How to properly use the art of typography in packaging design Packaging Design

How to properly use the art of typography in packaging design

What is typography?

Typography gives life to words by arranging letters, letters and text in a way that makes them visually appealing. It includes fonts and font families to create a visually appealing message for the reader.

The packaging design offers companies an interesting platform on which they can communicate their marketing message. It is a three-dimensional medium, among other competing three-dimensional media. Typography plays an essential and integral role in the field of packaging design. You need words to communicate information about your product. When used effectively, good typography can help increase brand awareness, differentiate your brand, attract customer attention, and improve your return on investment.

Factors that affect typography on packaging

Type of packaging: Of course it seems logical that a four-sided standard corrugated cardboard is easiest to design. But what about a stand-up pouch, a conch shell or a large retail display? The shape and size of the package has a big impact on the typography.

Brand / design images: Typography and design should work together harmoniously. When designing packaging, the goal should be to strike a balance between graphics and text. The graphics influence how, where and which words are placed on a particular package.

Product type / target market: This is important for creating an effective design. How old are your customers? Are they mostly men / women? Which socio-economic group is your consumer most likely to belong to? Where in the world are you and what languages ​​do you speak?

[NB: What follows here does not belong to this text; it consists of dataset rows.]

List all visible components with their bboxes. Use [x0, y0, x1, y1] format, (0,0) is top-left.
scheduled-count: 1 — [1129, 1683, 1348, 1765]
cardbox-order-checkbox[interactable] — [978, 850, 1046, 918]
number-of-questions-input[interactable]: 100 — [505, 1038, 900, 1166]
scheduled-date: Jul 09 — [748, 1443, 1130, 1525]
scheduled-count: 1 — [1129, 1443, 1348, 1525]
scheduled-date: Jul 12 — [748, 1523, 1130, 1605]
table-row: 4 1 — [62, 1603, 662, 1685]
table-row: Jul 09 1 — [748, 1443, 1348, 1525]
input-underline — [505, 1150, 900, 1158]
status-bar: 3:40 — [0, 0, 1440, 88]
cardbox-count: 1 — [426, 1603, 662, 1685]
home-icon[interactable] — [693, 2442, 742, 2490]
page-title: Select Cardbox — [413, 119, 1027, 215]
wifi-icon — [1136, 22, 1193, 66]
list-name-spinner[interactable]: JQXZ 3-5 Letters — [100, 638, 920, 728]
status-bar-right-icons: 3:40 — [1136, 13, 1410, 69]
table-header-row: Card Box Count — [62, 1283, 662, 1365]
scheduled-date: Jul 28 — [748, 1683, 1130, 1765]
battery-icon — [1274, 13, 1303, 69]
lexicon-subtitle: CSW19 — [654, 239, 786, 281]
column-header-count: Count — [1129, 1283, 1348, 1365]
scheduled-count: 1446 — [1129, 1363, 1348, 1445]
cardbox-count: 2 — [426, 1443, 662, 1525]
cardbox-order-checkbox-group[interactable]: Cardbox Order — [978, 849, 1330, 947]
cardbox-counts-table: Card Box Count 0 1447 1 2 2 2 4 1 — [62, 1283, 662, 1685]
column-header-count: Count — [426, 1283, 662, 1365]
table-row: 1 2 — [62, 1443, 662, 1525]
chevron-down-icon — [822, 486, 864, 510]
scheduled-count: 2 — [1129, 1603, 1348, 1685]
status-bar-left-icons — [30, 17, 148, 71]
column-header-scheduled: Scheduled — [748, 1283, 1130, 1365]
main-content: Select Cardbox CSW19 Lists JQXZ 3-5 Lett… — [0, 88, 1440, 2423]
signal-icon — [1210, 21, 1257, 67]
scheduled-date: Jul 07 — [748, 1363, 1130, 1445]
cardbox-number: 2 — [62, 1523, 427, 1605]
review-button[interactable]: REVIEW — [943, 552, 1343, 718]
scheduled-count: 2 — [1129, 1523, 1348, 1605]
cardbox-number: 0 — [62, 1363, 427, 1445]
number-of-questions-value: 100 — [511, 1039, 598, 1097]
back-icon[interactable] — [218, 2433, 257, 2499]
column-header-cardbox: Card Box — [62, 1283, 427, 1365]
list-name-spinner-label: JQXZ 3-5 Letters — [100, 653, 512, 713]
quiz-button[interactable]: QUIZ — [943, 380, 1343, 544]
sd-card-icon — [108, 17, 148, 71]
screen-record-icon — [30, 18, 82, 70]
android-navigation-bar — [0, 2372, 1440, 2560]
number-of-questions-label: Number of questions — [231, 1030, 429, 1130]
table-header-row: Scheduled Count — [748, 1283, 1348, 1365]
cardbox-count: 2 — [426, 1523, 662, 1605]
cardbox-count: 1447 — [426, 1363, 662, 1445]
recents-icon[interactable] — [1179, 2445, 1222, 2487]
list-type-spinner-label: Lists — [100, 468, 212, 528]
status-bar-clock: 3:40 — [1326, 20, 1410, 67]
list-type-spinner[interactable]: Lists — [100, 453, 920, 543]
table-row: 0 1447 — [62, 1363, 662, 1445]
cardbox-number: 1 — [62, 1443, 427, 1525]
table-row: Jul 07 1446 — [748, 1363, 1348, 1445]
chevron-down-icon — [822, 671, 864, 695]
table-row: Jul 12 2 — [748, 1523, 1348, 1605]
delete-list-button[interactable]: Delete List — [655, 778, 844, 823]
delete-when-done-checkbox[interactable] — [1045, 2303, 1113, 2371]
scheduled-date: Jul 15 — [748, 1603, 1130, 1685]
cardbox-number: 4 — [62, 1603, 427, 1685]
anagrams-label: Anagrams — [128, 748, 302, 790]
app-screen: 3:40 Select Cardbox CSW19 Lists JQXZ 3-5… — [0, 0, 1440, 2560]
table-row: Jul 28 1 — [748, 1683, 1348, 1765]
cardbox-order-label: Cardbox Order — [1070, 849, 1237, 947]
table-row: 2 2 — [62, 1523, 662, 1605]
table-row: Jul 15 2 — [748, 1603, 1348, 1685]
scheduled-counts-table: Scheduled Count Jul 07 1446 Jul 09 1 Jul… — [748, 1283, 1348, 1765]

Use typography correctly and effectively

Create an information hierarchy. How? Follow this policy::

  1. Determine what words are required to position your brand immediately. Most likely, this is your brand name. This is the most important in the hierarchy of type and what is known as yours Primary Text.
  2. The Secondary Text refers to words a customer will see when they are approximately 1 foot from your product. This should be information that you believe is essential to your brand image. This can be a brand slogan, a short product description or a calorie amount. This information is important, but should not overshadow your primary text.
  3. Finally, that Tertiary The typesetting is usually much smaller and may be important, but is not essential for separating your product from the competition on the shelves. This is often a list of ingredients, contact / social media / website information, instructions, etc.

About the author

Kirsten Crisostomo is a freelance writer and content writer based in Vancouver, BC.